Christmas lights hang over the hollow world of Clementoon. But it’s no-place no-time, just an in-between seeing you and leaving you (at 4:16). All that’s left in this haunting non-genre indie is the “Coat.” It’s all she has left of you. It’s not enough.
It’s a “Lonely Winter” for the ‘experimental’ singer Zarik Yusaf. He’s 417 miles away from his significant other who’s off to see family. But this discordant indie is more painful than sad. Ah, the holidays–
“6:00” Christmas morning is just a dream for an existentially bereft man stuck in his car, thinking of ways to die, afraid to choose. Baroque hair rock this side of prog care of Dream Theater. Scream if you must.
Fralphie Jenkins growls into the monotonous altrock of driving “December 24th (600 Miles to Go)” making the journey to the folks a Sisyphean hell of never-ending mileage. Epic angst, kids. Might be dead. Damn. Don’t try this at home. [An alternate verzh of this, “Ice on the Floor (Christmas Eve),” takes a long long Dark Side of the Moon intro, after which reality melds travel with arrival, hazard with cozy–so much so that the end of the song is the beginning. Aahhh!]
Andy Churchill is sitting in your driveway wondering if it’s just a “Party of One” for Christmas. Alt-rock be-grunges the misinterpreted invitation: You said 8:30 But nobody’s here. Still he wishes you’d join his party (of one), i guess because it’s a time of forgiveness. Or he’s that naive.
Let’s slow the whole love thang down and work up to it poetic-like. Courtin’ style!
LeLe wants to hold you and sing a thousand songs to you, since he loves you so much in “Christmas Night with You,” a vaguely Eurocentric soft pop. Such a charmer!
Doggomuzik also. wants to sing “A Thousand Christmas Carols” to you as a sign of love. It’s a musician thing, i reckon. Pop garage.
Also into holding, but now with dancing, laughing, matching socks, and sharing stories told a thousand times–Kat McDowell (feat. Kaoru Miyazaki) bounces pop frothier with “Feel Like It’s Christmas.” This is a real connection; they get each other’s jokes!
“A Thousand Lifetimes” by Nieve Malandra from the Karen Carpenter school of lounge paints a picture of a holiday worth a thousand lifetimes–just me and you. Sultry jazz.
Ashton Edminster lays the innocence on just right for me.

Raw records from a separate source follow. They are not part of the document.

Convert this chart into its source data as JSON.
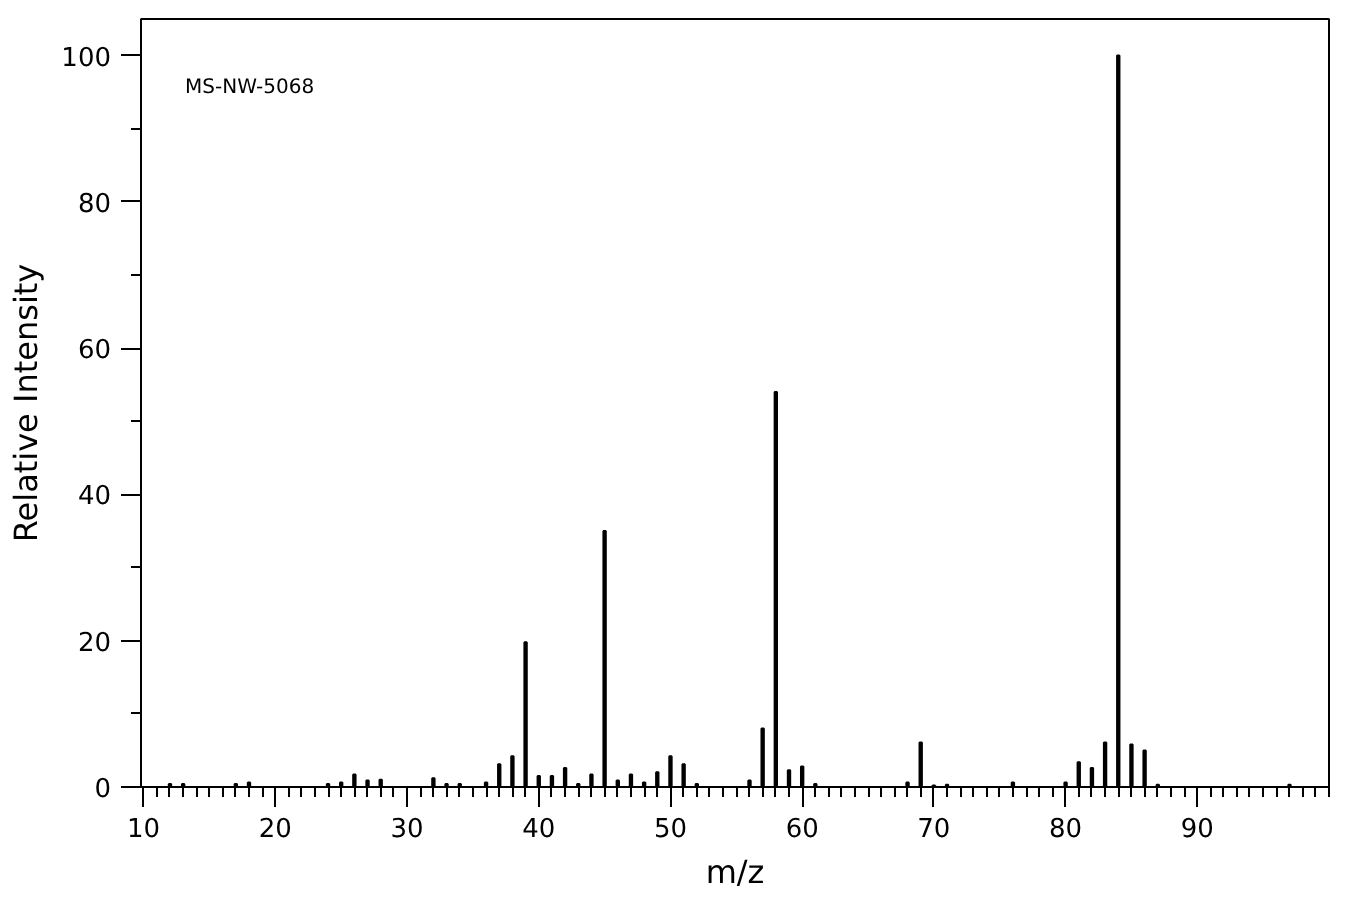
{
  "chart_data": {
    "type": "bar",
    "xlabel": "m/z",
    "ylabel": "Relative Intensity",
    "annotations": [
      "MS-NW-5068"
    ],
    "x": [
      12,
      13,
      17,
      18,
      24,
      25,
      26,
      27,
      28,
      32,
      33,
      34,
      36,
      37,
      38,
      39,
      40,
      41,
      42,
      43,
      44,
      45,
      46,
      47,
      48,
      49,
      50,
      51,
      52,
      56,
      57,
      58,
      59,
      60,
      61,
      68,
      69,
      70,
      71,
      76,
      80,
      81,
      82,
      83,
      84,
      85,
      86,
      87,
      97
    ],
    "series": [
      {
        "color": "#000000",
        "values": [
          0.4,
          0.4,
          0.4,
          0.6,
          0.4,
          0.6,
          1.7,
          0.9,
          1.0,
          1.2,
          0.4,
          0.4,
          0.6,
          3.1,
          4.2,
          19.8,
          1.5,
          1.5,
          2.6,
          0.4,
          1.7,
          35,
          0.9,
          1.7,
          0.6,
          2.0,
          4.2,
          3.1,
          0.4,
          0.9,
          8.0,
          54,
          2.3,
          2.8,
          0.4,
          0.6,
          6.1,
          0.2,
          0.3,
          0.6,
          0.6,
          3.4,
          2.6,
          6.1,
          100,
          5.8,
          5.0,
          0.3,
          0.3
        ]
      }
    ],
    "xlim": [
      9.8,
      100
    ],
    "ylim": [
      0,
      105
    ],
    "xticks": [
      10,
      20,
      30,
      40,
      50,
      60,
      70,
      80,
      90
    ],
    "yticks": [
      0,
      20,
      40,
      60,
      80,
      100
    ],
    "grid": false
  }
}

No innuendo, no taking-for-granted, but shy liking under a “1,000 Christmas Lights.” Just talking, just getting to know you (better), just good friends. That’s how love begins. Gentle, unplugged girl alt-folk.

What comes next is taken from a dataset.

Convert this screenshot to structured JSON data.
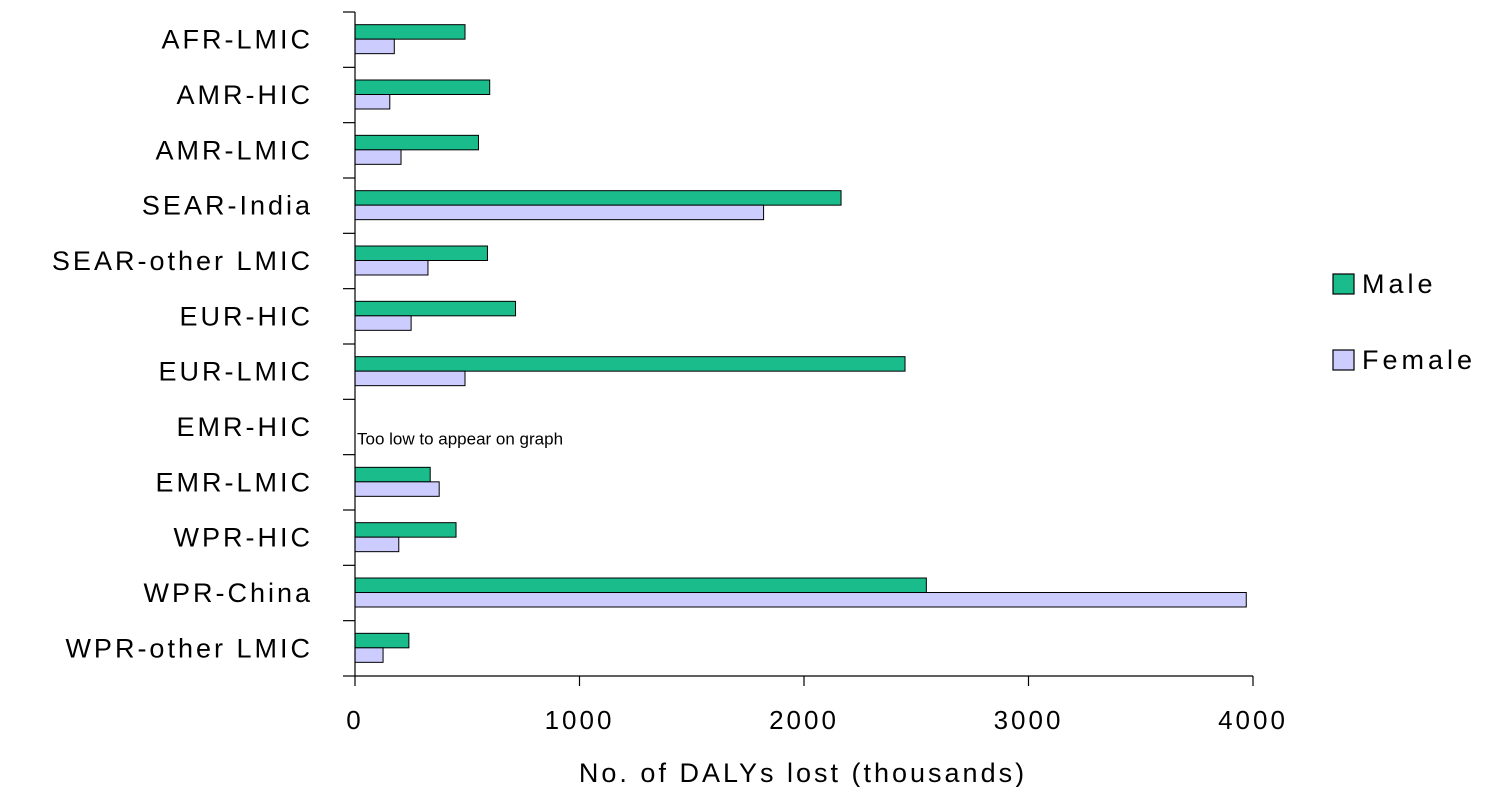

Family Friend has nothing better to do, so they follow important historical Christmasses from 1968 (first humans orbited earth) to 1642 (Isaac Newton born). Yet the indie pop of “Boring Christmas (blaze away)” recommends you burn the tree… oh, hang on–drug reference! Are you so bored you smoke, or so smoked you’re bored?

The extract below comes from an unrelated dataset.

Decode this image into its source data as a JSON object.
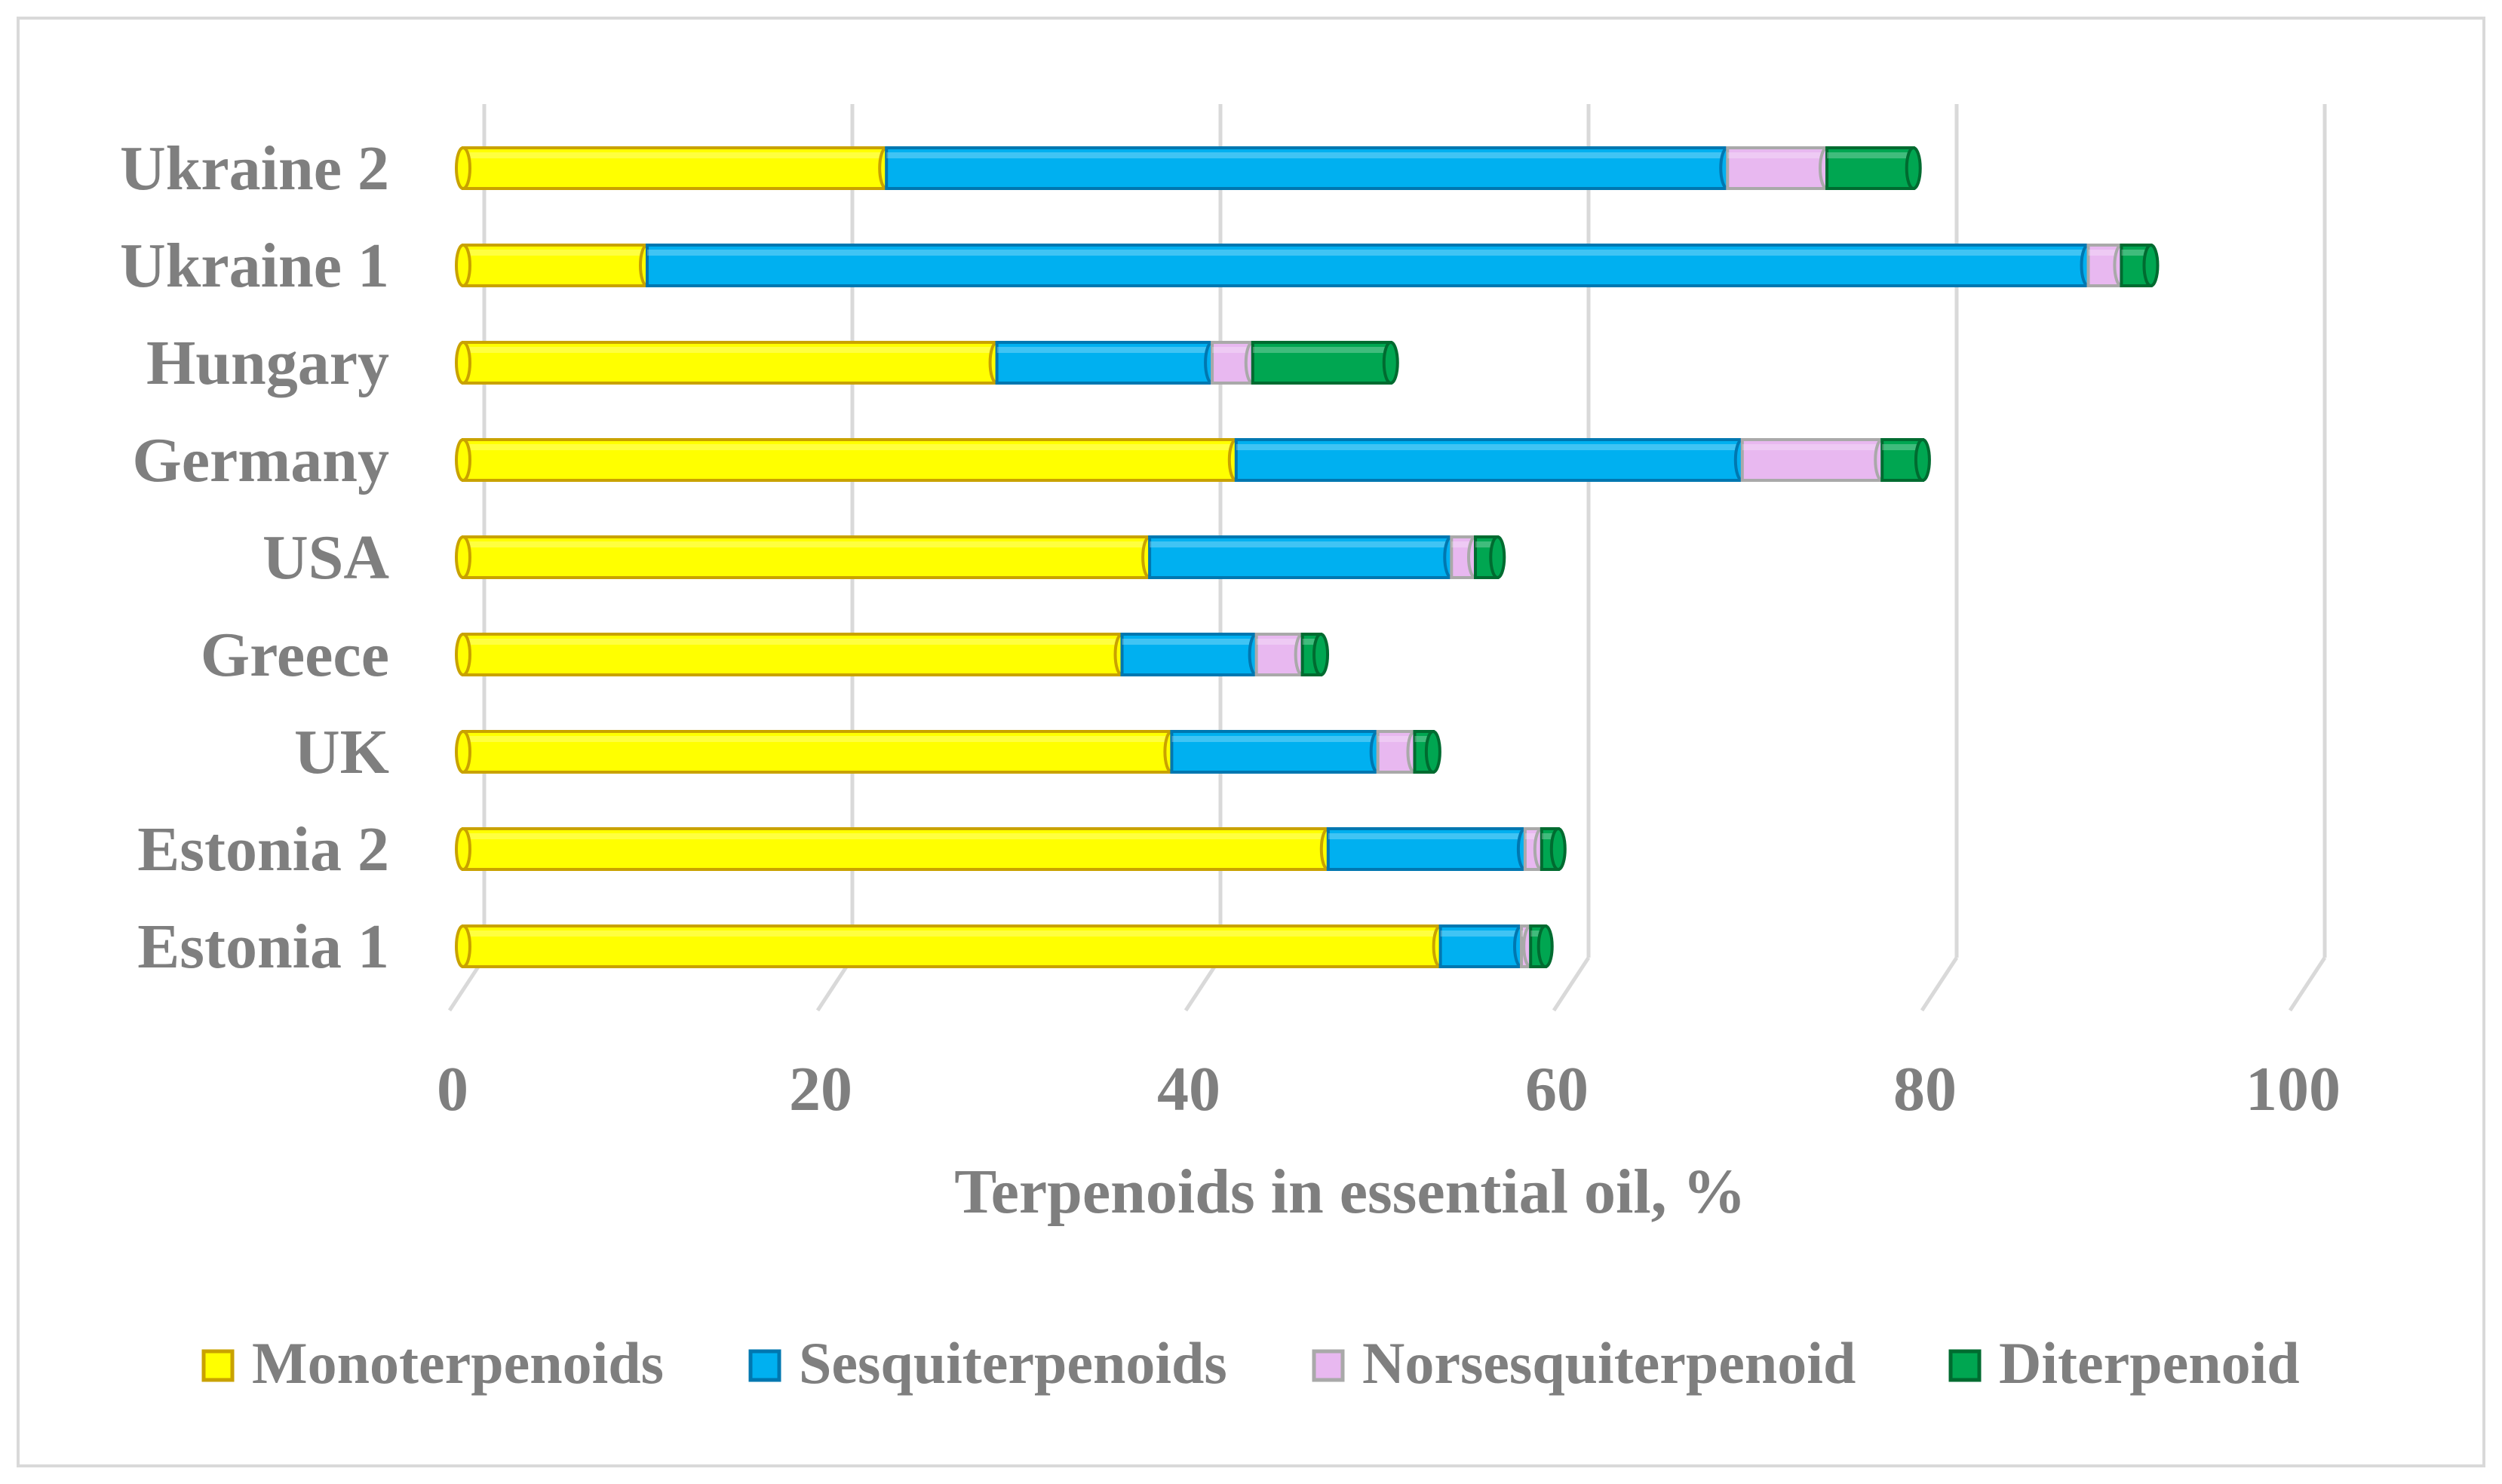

Puritanical Powers compel thee to have a “Christmas 1670“! Not sure if 10 Killing Hands is pulling our breeches, but kinda doubt those austere pioneers woulda celebrated ANYTHING. (See: “The World is Turned Upside Down” about the Puritans doing away with this holy day in 1649.) Still, this soft indie rock is compelling me to enjoy.
Bible verses are read as chapter and verse, so we’ll allow a bit o’ stretch here to include the ominous tale of 10,000 Maniacs’ “Jubilee” in which Tyler (as afflicted perhaps as the son for whom mercy is asked in Matthew 17:15) takes time off from fixing up the Nativity scene for the church to burn down the licentious tavern nearby.
The 800 toll free phone number was meant to fire people so that busy businesses could do without long-distance connections. Hotels and car rental companies began this streamlining in the ’60s. Today we could care less. Who gets charged for Long D anymore?!
Humbugz revisits the ’80s with a “1-800-Christmas” number about the worst presents ever. Then the poor country-song victim has an idea… (it’s the phone line to buy this album)!
A surprising message comes from an 800 number wishing “Merry Christmas Mr. Peng.” This indie goes places you dmight not expect. I mean, IS it a happy ending?
Prohibition’s over! Drunkenness is okay again! Tom Dyer beats the stringed-box recounting that moonshiner ‘Doober’ he met way back when “It’s a White Mule Christmas.” Returns to him again in the ’40s… and there may be a resurrection acomin’ later on. Stay for it, or just for the back woods country glee of the whole parcel.
Virginiana Miller’s “Xmas 1933” is a gentle alt-pop about the re-decline of the civilization of the American worker. Christmas cheers!